The laws of the state of New York impose certain requirements on wills to make sure that they are authentic representations of the testamentary desires of individuals. Requirements such as witnesses and signatures are in place to help avoid later challenges to wills based on duress, incapacity and other grounds. Challenges to wills can cause wills to be tied up in probate and can take time to work through.

Not every will must be written; however, the state recognizes two different will formats that may be used in very specific circumstances. One alternative form of will is a nuncupative will. A nuncupative will is a spoken will and may only be recognized when its creator falls into one of several categories.

Members of the armed services who are actively deployed in conflicts may make nuncupative wills. This is the same for support individuals who accompany military members on their tours of duty. Similarly, mariners who are out at sea may make oral wills. These exceptions make sense since deployed service members and sailors may not have access to witnesses and writing tools with which to execute traditional wills.

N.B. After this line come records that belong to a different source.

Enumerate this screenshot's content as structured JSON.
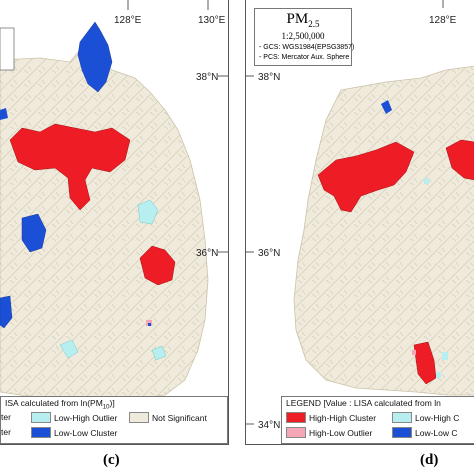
{
  "colors": {
    "high_high": "#ee1c24",
    "high_low": "#f5a7b8",
    "low_high": "#b7eef0",
    "low_low": "#1a4fd6",
    "not_significant": "#efeadb",
    "boundary": "#cbc3a8"
  },
  "panel_c": {
    "ticks": {
      "lon_128": "128°E",
      "lon_130": "130°E",
      "lat_38": "38°N",
      "lat_36": "36°N"
    },
    "legend": {
      "title": "ISA calculated from ln(PM",
      "title_sub": "10",
      "title_end": ")]",
      "items": [
        {
          "label": "ter",
          "color_key": "high_low"
        },
        {
          "label": "Low-High Outlier",
          "color_key": "low_high"
        },
        {
          "label": "Not Significant",
          "color_key": "not_significant"
        },
        {
          "label": "ter",
          "color_key": "low_low"
        },
        {
          "label": "Low-Low Cluster",
          "color_key": "low_low"
        }
      ]
    },
    "label": "(c)"
  },
  "panel_d": {
    "title": {
      "pm": "PM",
      "sub": "2.5",
      "scale": "1:2,500,000",
      "gcs": "- GCS: WGS1984(EPSG3857)",
      "pcs": "- PCS: Mercator Aux. Sphere"
    },
    "ticks": {
      "lon_128": "128°E",
      "lat_38": "38°N",
      "lat_36": "36°N",
      "lat_34": "34°N"
    },
    "legend": {
      "title": "LEGEND [Value : LISA calculated from ln",
      "items": [
        {
          "label": "High-High Cluster",
          "color_key": "high_high"
        },
        {
          "label": "Low-High C",
          "color_key": "low_high"
        },
        {
          "label": "High-Low Outlier",
          "color_key": "high_low"
        },
        {
          "label": "Low-Low C",
          "color_key": "low_low"
        }
      ]
    },
    "label": "(d)"
  }
}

Like nuncupative wills, holographic wills may be recognized when the creators are the same as those just mentioned in the prior paragraph. A holographic will is a written will, but it is written completely by hand and by the individual creating it. Though they lack witnesses and in some cases written documentation, alternative forms of wills can be recognized by the New York courts. These exceptions are limited and readers are asked not to rely on this post’s contests as legal guidance or advice.